Quel parcours félin émouvant, quel apprentissage tendre et violent à la fois de la vie, magnifiquement transcrit! Coup de coeur pour Rroû, l'attachant chat noir épris de liberté ! Et pour la plume subtile et évocatrice de l'auteur-poète !
On le découvre chaton, né dans le grenier d'une maison de ville. Il se distingue déjà de " Frère blanc" par son intrépidité, son caractère fort. Et Clémence, la domestique de la maison voisine, qui a senti en lui un être exceptionnel, s'attache à lui, plus esclave que maîtresse pour Rroû. En grandissant, il découvre avec délice et curiosité intense son environnement, le marronnier, les jardins sauvages au-delà, la rue...
le récit à la troisième personne, qui livre le point de vue de rroû, est un enchantement: nous vibrons à l'unisson du beau chat, sautons avec lui sur le mur, tout est sensations, frémissements dans le vent, descriptions si justes de la nature et des réactions félines , observation fine du monde animal. le style sensitif, sensuel, poétique m'a fait penser à Colette. J'ai d'ailleurs lu lentement , pour savourer chaque phrase, chaque impression...
rroû, et ce sera son drame, part avec Clémence pour " La charmeraie", résidence secondaire du médecin chez qui elle travaille. Un lieu délicieux, au bord de la Loire, un paradis pour Rroû.
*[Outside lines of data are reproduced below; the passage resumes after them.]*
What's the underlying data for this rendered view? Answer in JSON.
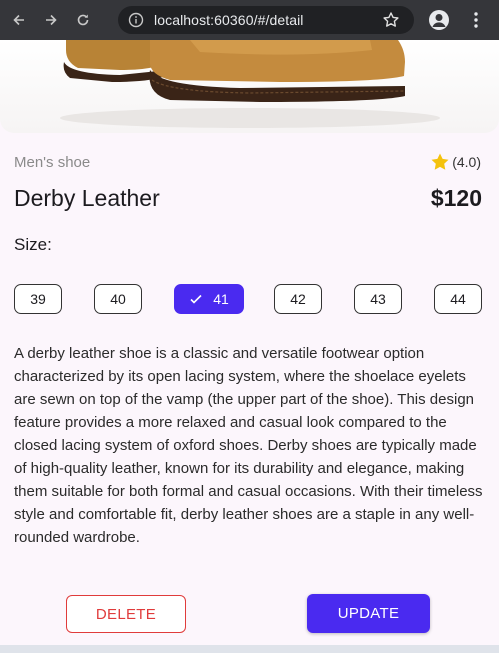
{
  "browser": {
    "url": "localhost:60360/#/detail",
    "icons": [
      "back-arrow-icon",
      "forward-arrow-icon",
      "reload-icon",
      "site-info-icon",
      "bookmark-star-icon",
      "profile-icon",
      "menu-dots-icon"
    ]
  },
  "product": {
    "category": "Men's shoe",
    "rating": "(4.0)",
    "name": "Derby Leather",
    "price": "$120",
    "size_label": "Size:",
    "sizes": [
      "39",
      "40",
      "41",
      "42",
      "43",
      "44"
    ],
    "selected_size": "41",
    "description": "A derby leather shoe is a classic and versatile footwear option characterized by its open lacing system, where the shoelace eyelets are sewn on top of the vamp (the upper part of the shoe). This design feature provides a more relaxed and casual look compared to the closed lacing system of oxford shoes. Derby shoes are typically made of high-quality leather, known for its durability and elegance, making them suitable for both formal and casual occasions. With their timeless style and comfortable fit, derby leather shoes are a staple in any well-rounded wardrobe."
  },
  "actions": {
    "delete_label": "DELETE",
    "update_label": "UPDATE"
  },
  "colors": {
    "accent": "#4a2af0",
    "danger": "#e03b3b",
    "star": "#f4c20d"
  }
}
Quand ils reviendront à la ville, le chat s'étiole, se traîne...et brusquement, une nuit, décide de partir et de rejoindre le paradis perdu... Commence alors une errance hivernale, douloureuse pour Rroû , luttant pour sa survie mais ivre de liberté malgré tout.
La dernière partie du livre m'a fortement émue, d'autant plus que le premier chat que nous avons eu chez mes parents ( hommage à toi, mon quiqui!) a connu le même sort, enfermé dans un piège pendant quinze jours, et comme rroû, il y a laissé une patte...
Mais malgré les tourments et la douleur, la vie sauvage qui l'appelle, le monde des bois, les fourrés auront été plus forts que tout: ce livre est une ode à l'indépendance consentie, à l'ivresse de l'espace, des odeurs, de la nuit emplie de feulements de désir...
Une rencontre avec le petit fauve couleur d'ébène, fier et insoumis, que je n'oublierai pas...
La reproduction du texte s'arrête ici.